A reader was in the midst of a very challenging and upsetting situation and asked for an effective way to handle it:
“Dear Bob, the organization I belong to used to send plants and flowers to those members who were ill. Although the money is there to continue doing this, they have decided to stop. I have been invited to the next board meeting to tell them why we should keep this very important practice going. I don’t think we should do away with it at all. I am at a loss of the proper words to say to the board members next month as to why we should continue. Can you help me?”
Thank you for your question. While I certainly don’t have any “magic bullet” that I can offer you in terms of what to say, my suggestions would be to:
#1 Understand why they feel this way? What are their reasons; individually and as a group? Unless you know their reasons, then anything you say during your meeting is based on premise which you won’t have any way of knowing is correct or incorrect. You can determine this simply by asking them. Contact them individually and let them know that while you hope to be able to answer their concerns about this matter, you can’t do that without knowing exactly what their concerns are.

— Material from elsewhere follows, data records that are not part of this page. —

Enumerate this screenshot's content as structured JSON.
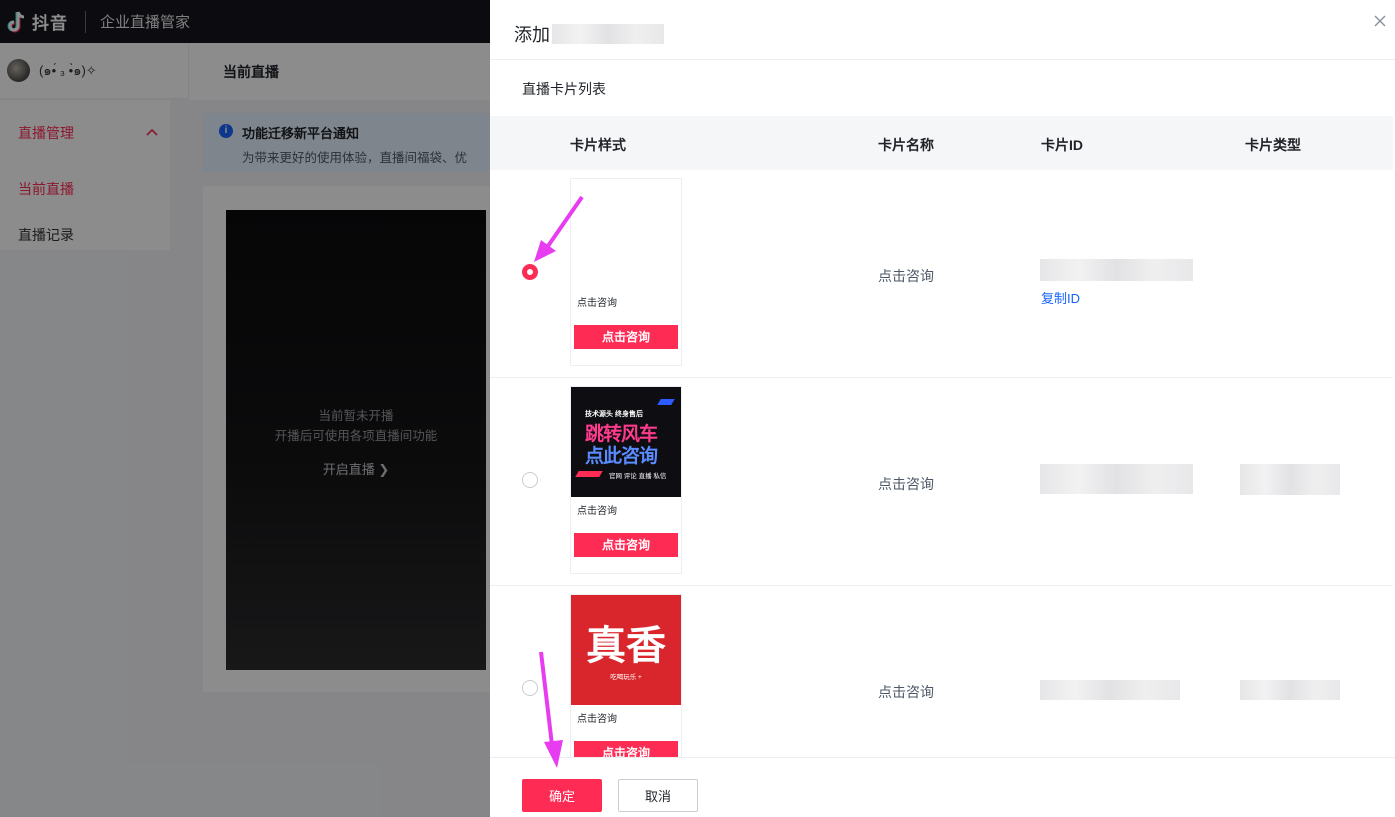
{
  "topbar": {
    "brand": "抖音",
    "product": "企业直播管家"
  },
  "user": {
    "name": "(๑•́ ₃ •̀๑)✧"
  },
  "sidebar": {
    "group_label": "直播管理",
    "items": [
      {
        "label": "当前直播",
        "active": true
      },
      {
        "label": "直播记录",
        "active": false
      }
    ]
  },
  "main": {
    "title": "当前直播",
    "notice": {
      "title": "功能迁移新平台通知",
      "text": "为带来更好的使用体验，直播间福袋、优"
    },
    "live": {
      "line1": "当前暂未开播",
      "line2": "开播后可使用各项直播间功能",
      "start": "开启直播 ❯"
    }
  },
  "drawer": {
    "title": "添加",
    "section": "直播卡片列表",
    "columns": [
      "卡片样式",
      "卡片名称",
      "卡片ID",
      "卡片类型"
    ],
    "rows": [
      {
        "selected": true,
        "caption": "点击咨询",
        "button": "点击咨询",
        "name": "点击咨询",
        "copy": "复制ID",
        "image": "blank"
      },
      {
        "selected": false,
        "caption": "点击咨询",
        "button": "点击咨询",
        "name": "点击咨询",
        "copy": "",
        "image": "dark-poster",
        "poster": {
          "top": "技术源头 终身售后",
          "l1": "跳转风车",
          "l2": "点此咨询",
          "bottom": "官网 评论 直播 私信"
        }
      },
      {
        "selected": false,
        "caption": "点击咨询",
        "button": "点击咨询",
        "name": "点击咨询",
        "copy": "",
        "image": "red-poster",
        "poster": {
          "main": "真香",
          "sub": "吃喝玩乐 +"
        }
      }
    ],
    "ok_label": "确定",
    "cancel_label": "取消"
  },
  "colors": {
    "accent": "#fe2c55",
    "link": "#1664ff",
    "annotation": "#e83cf0"
  },
  "icons": [
    "douyin-logo-icon",
    "chevron-up-icon",
    "info-icon",
    "close-icon",
    "chevron-right-icon"
  ]
}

#2 Prepare your presentation in such a way that you honor them, their egos, and their intent. The chances are excellent that their reason is for what they believe is the good of the organization. So, when you begin by acknowledging that, it is a beginning that puts you all on the same side as opposed to positioning this as though you are adversaries.
I hope this helps, and I wish you the very best of success.
Meanwhile, my friends…any thoughts, ideas or suggestions I might have left out?